Hydrostor receives $4m funding for A-CAES facility in Canada

energystorage
Canada
Netzero
Dominic Ellis
2 min
The funding will be used to complete essential engineering and planning, and enable Hydrostor to take critical steps toward construction
The funding will be used to complete essential engineering and planning, and enable Hydrostor to take critical steps toward construction...

Hydrostor has received $4m funding to develop a 300-500MW Advanced Compressed Air Energy Storage (A-CAES) facility in Canada.

The funding will be used to complete essential engineering and planning, and enable Hydrostor to plan construction. 

The project will be modeled on Hydrostor’s commercially operating Goderich storage facility, providing up to 12 hours of energy storage.

The project has support from Natural Resources Canada’s Energy Innovation Program and Sustainable Development Technology Canada.

Hydrostor’s A-CAES system supports Canada’s green economic transition by designing, building, and operating emissions-free energy storage facilities, and employing people, suppliers, and technologies from the oil and gas sector.

The Honorable Seamus O’Regan, Jr. Minister of Natural Resources, said: “Investing in clean technology will lower emissions and increase our competitiveness. This is how we get to net zero by 2050.”

A-CAES has the potential to lower greenhouse gas emissions by enabling the transition to a cleaner and more flexible electricity grid.

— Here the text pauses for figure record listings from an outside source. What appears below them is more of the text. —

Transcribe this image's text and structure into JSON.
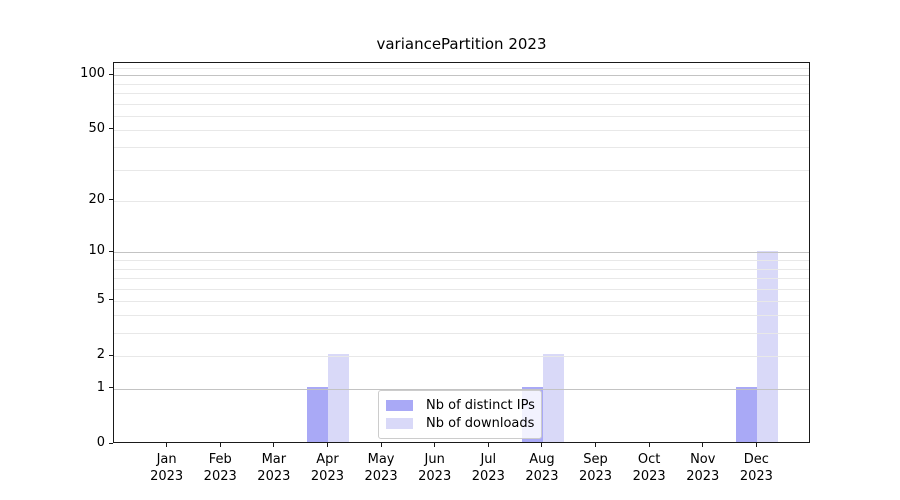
{
  "chart_data": {
    "type": "bar",
    "title": "variancePartition 2023",
    "categories": [
      "Jan 2023",
      "Feb 2023",
      "Mar 2023",
      "Apr 2023",
      "May 2023",
      "Jun 2023",
      "Jul 2023",
      "Aug 2023",
      "Sep 2023",
      "Oct 2023",
      "Nov 2023",
      "Dec 2023"
    ],
    "series": [
      {
        "name": "Nb of distinct IPs",
        "color": "#a9a9f6",
        "values": [
          0,
          0,
          0,
          1,
          0,
          0,
          0,
          1,
          0,
          0,
          0,
          1
        ]
      },
      {
        "name": "Nb of downloads",
        "color": "#d9d9f8",
        "values": [
          0,
          0,
          0,
          2,
          0,
          0,
          0,
          2,
          0,
          0,
          0,
          10
        ]
      }
    ],
    "xlabel": "",
    "ylabel": "",
    "yscale": "log1p",
    "ylim": [
      0,
      117
    ],
    "yticks": [
      0,
      1,
      2,
      5,
      10,
      20,
      50,
      100
    ],
    "gridlines_major": [
      1,
      10,
      100
    ],
    "gridlines_minor": [
      2,
      3,
      4,
      5,
      6,
      7,
      8,
      9,
      20,
      30,
      40,
      50,
      60,
      70,
      80,
      90,
      110
    ],
    "grid": true,
    "legend_position": "lower center",
    "colors": {
      "axis": "#1a1a1a",
      "grid_major": "#c3c3c3",
      "grid_minor": "#e8e8e8",
      "background": "#ffffff"
    }
  }
}
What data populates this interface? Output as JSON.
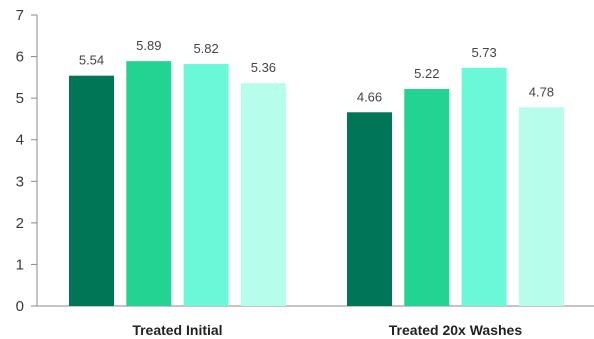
{
  "chart_data": {
    "type": "bar",
    "categories": [
      "Treated Initial",
      "Treated 20x Washes"
    ],
    "series": [
      {
        "values": [
          5.54,
          4.66
        ],
        "color": "#007656"
      },
      {
        "values": [
          5.89,
          5.22
        ],
        "color": "#22d392"
      },
      {
        "values": [
          5.82,
          5.73
        ],
        "color": "#6bf8d8"
      },
      {
        "values": [
          5.36,
          4.78
        ],
        "color": "#b6fdec"
      }
    ],
    "data_labels": [
      [
        "5.54",
        "5.89",
        "5.82",
        "5.36"
      ],
      [
        "4.66",
        "5.22",
        "5.73",
        "4.78"
      ]
    ],
    "ylim": [
      0,
      7
    ],
    "yticks": [
      0,
      1,
      2,
      3,
      4,
      5,
      6,
      7
    ],
    "title": "",
    "xlabel": "",
    "ylabel": "",
    "grid": false,
    "legend": "none"
  }
}
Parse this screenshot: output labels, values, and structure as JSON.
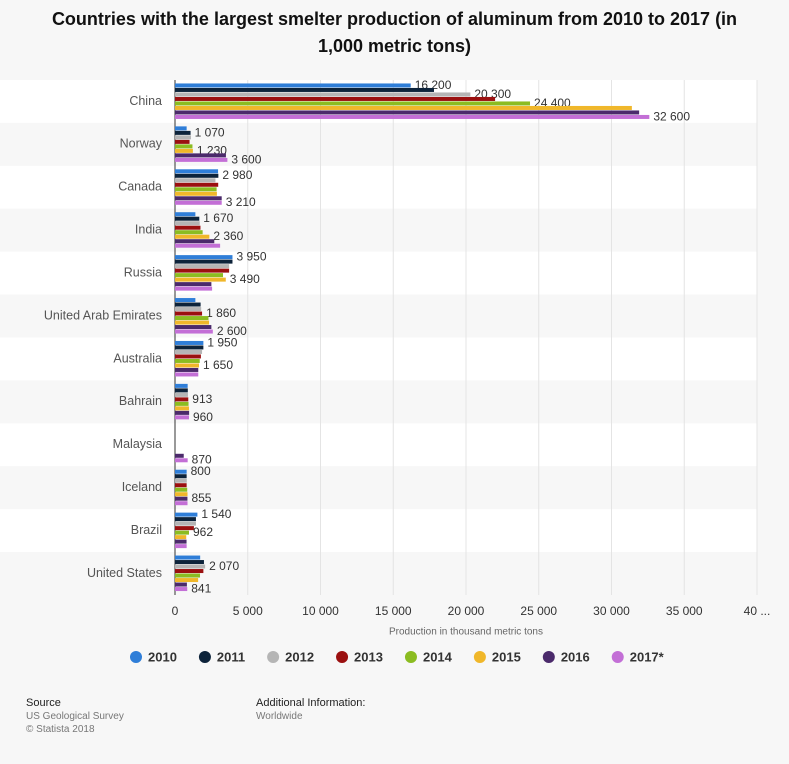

Specifically, the low-impact and cost-effective technology will reduce the use of fossil fuels and will provide reliable and bankable energy storage solutions for utilities and regulators, while integrating renewable energy for sustainable growth. 

Curtis VanWalleghem, Hydrostor’s Chief Executive Officer, said: “We are grateful for the federal government’s support of our long duration energy storage solution that is critical to enabling the clean energy transition. This made-in-Canada solution, with the support of NRCan and Sustainable Development Technology Canada, is ready to be widely deployed within Canada and globally to lower electricity rates and decarbonize the electricity sector."

The Rosamond A-CAES 500MW Project is under advanced development and targeting a 2024 launch. It is designed to turn California’s growing solar and wind resources into on-demand peak capacity while allowing for closure of fossil fuel generating stations.

Hydrostor closed US$37 million (C$49 million) in growth financing in September 2019.